As he sees it, a corporation’s primary aim is to ensure its business outperforms its competition. In a finite world, Michael figures, these corporations will prey on each other until there are only two or three of them left and the anti-monopoly laws kick in. Then they have no alternative but to prey upon the more vulnerable in society. A Mayan community he visited in Guatemala wanted to simply be left alone to live their pastoral-subsistence way of life. But a coffee company wanted the hills around the community and wanted the residents to turn a profit for the company by working their plantations. The laws of Guatemala don’t offer protection to small farmers. And so the community was doomed. It didn’t take Michael long to realize that capitalism run amuck doesn’t differentiate between his family and a subsistence family in Guatemala. As this realization took hold of him, he found he could deny it for awhile. Then he started to get scared – paranoid even – seeing a corporate representative under every rock. Now he’s convinced of his need to have a positive influence on the situation. He wants to do whatever he can in his quiet, modest but determined way to improve the world around their farm, so that their kids don’t have to be so vulnerable..

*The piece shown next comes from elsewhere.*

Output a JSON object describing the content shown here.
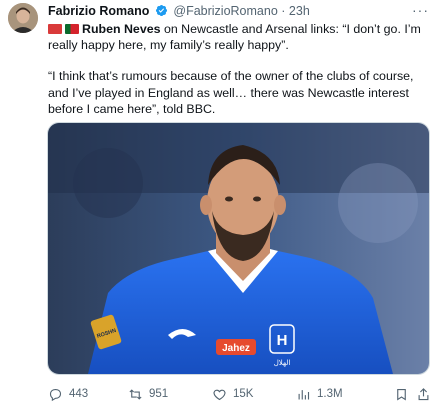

Michael says he’s worried about how the corporate dog-eat-dog ethic has infected rural communities. He sees how farmers covet their neighbour’s land and are willing to pay a high price for it even if that means young people can’t afford to get into farming. The only people he sees buying land is rich foreigners, Hutterites and farmers who believe they need more in order to keep up with the shrinking margins. He’s not against capitalism per se or private ownership. He just thinks businesses and individuals should reign in their greed in a self-disciplined, gentlemanly (and ladylike, he adds) way – giving space for others to flourish as well. If individuals and corporations prove themselves unable or unwilling to use self-discipline, then Michael shrugs, we have to put laws in place to protect people, families and communities. For him, the logic is simple. It’s getting people to do the work of creating a caring and thriving society that he finds daunting. He’s lost hope that either the provincial or federal governments really give two hoots about rural communities. He figures most of the work has to be done on the local level. That’s why he’s going to Horizon. Those folks are doing something and they need people like himself to stand with them – to be guardians of an essential way of life.

As he got up to rinse out his mug, Michael pointed to a graph he had cut out and put up on their bulletin board. The one steeply rising line on the graph shows how farmers in Canada produced three times as much as they did twenty years ago and the flat line below it shows farmers haven’t profited from this increased production. “That shows it all,” he said. “Where has all the profit gone? Not into the pockets of the folks putting up that barricade in Saskatchewan.” Michael says farmers have done everything they’ve been asked to do. They’ve specialized, bought bigger machinery, used genetically modified seeds, sent their spouses to work off-farm, diversified, computerized, and learned the language of big business. And still the profit they need in order to take care of their families and their way of life eludes them. It’s not that farmers are chronically bad managers as the specialists would have us believe, Michael says, but because we as citizens haven’t got the guts to pull back on the reins. In a democracy, he says, “we have the reins.”

So he speaks up when he must and stands in solidarity when he can. He’s not alone. There’s a society of men and women out there I’ve been told, all over the world – some on logging road barricades, some in displacement camps and others dismantling an unwanted fast food store – standing up to protect their way of life.

Talking with Michael opened my eyes to see the strong, beautiful and inspiring men and women of the soil all around me. Thank you.